If you integrate too much data at once, you might find that you are overwhelemed by the complexity of all the data preprocessing and transformation and it hurts your ability to focus on research.

It may also hinder you ability to extract the maximum information from each data source because all the data munging makes it more difficult to focus on the features you can extract from each source individually.

Lessons from software development

Release early, release often, and measure.  Word up - you can do all this with research too.

The notion that research is should have nebulous goals in the distant future is bullshit.  You can do it incrementally - it works better that way.

The pace may be different, the timelines may be different, and it may be a lot harder, but you can still do it incrementally.

Research is what led me to agile and TDD.  I've been running all my research this way since 2003.  TDD is science - state your hypothesis, figure out how to test it, and then go test it.

Define your metrics and how you will measure.  What is good enough?  When do you hit the point of diminishing returns?

Don't build stuff that isn't done until after you're dead.  Find a way to iterate.

Giza. Pyramid of Khafre and Sphinx

Hypothesis Testing

Remember that, in startups, everything is a hypothesis and your job is to test the hypotheses.

How much information can you extract from your data sources?  Maybe you have a lot of data but it is noisy and not so valuable.

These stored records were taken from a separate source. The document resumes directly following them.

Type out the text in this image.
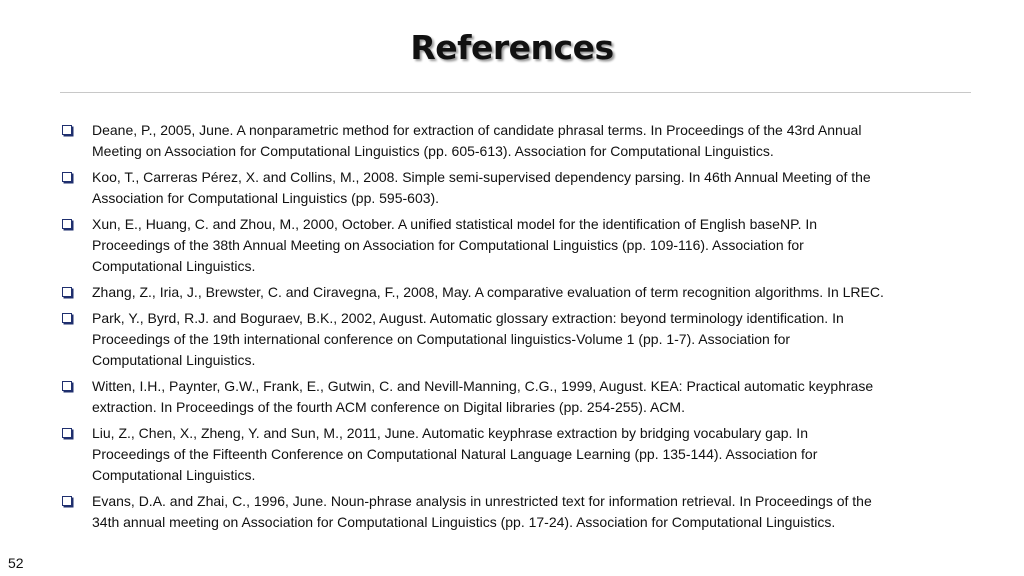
References
Deane, P., 2005, June. A nonparametric method for extraction of candidate phrasal terms. In Proceedings of the 43rd Annual
Meeting on Association for Computational Linguistics (pp. 605-613). Association for Computational Linguistics.
Koo, T., Carreras Pérez, X. and Collins, M., 2008. Simple semi-supervised dependency parsing. In 46th Annual Meeting of the
Association for Computational Linguistics (pp. 595-603).
Xun, E., Huang, C. and Zhou, M., 2000, October. A unified statistical model for the identification of English baseNP. In
Proceedings of the 38th Annual Meeting on Association for Computational Linguistics (pp. 109-116). Association for
Computational Linguistics.
Zhang, Z., Iria, J., Brewster, C. and Ciravegna, F., 2008, May. A comparative evaluation of term recognition algorithms. In LREC.
Park, Y., Byrd, R.J. and Boguraev, B.K., 2002, August. Automatic glossary extraction: beyond terminology identification. In
Proceedings of the 19th international conference on Computational linguistics-Volume 1 (pp. 1-7). Association for
Computational Linguistics.
Witten, I.H., Paynter, G.W., Frank, E., Gutwin, C. and Nevill-Manning, C.G., 1999, August. KEA: Practical automatic keyphrase
extraction. In Proceedings of the fourth ACM conference on Digital libraries (pp. 254-255). ACM.
Liu, Z., Chen, X., Zheng, Y. and Sun, M., 2011, June. Automatic keyphrase extraction by bridging vocabulary gap. In
Proceedings of the Fifteenth Conference on Computational Natural Language Learning (pp. 135-144). Association for
Computational Linguistics.
Evans, D.A. and Zhai, C., 1996, June. Noun-phrase analysis in unrestricted text for information retrieval. In Proceedings of the
34th annual meeting on Association for Computational Linguistics (pp. 17-24). Association for Computational Linguistics.
52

How sparse is the data?  If it is highly informative by hardly ever there, that may not help a lot.

Can you find a model that is simple enough to build on a startup time frame and valuable enough to get traction with users?

Can you leverage revenue from an early "good enough" model to grow the business and get into deeper research to build a more ideal model?

Can your model be productized or wrapped in a service that people really care about?

Go forth and create solutions to our problems

Recall that research-driven data startups take data, process it to extract information, do research on it to extract intelligence from the information, and use the intelligence to create a product that solves a problem.

Moreover, recall that in some cases we only come up with information and that is good enough.  We have a lot of problems.  Sometimes the intelligence part isn't quite necessary yet and we'd rather have something that helps us out now and give you a chance to work on the intelligence over time.

Solve problems for people.  Invent.  Do some research.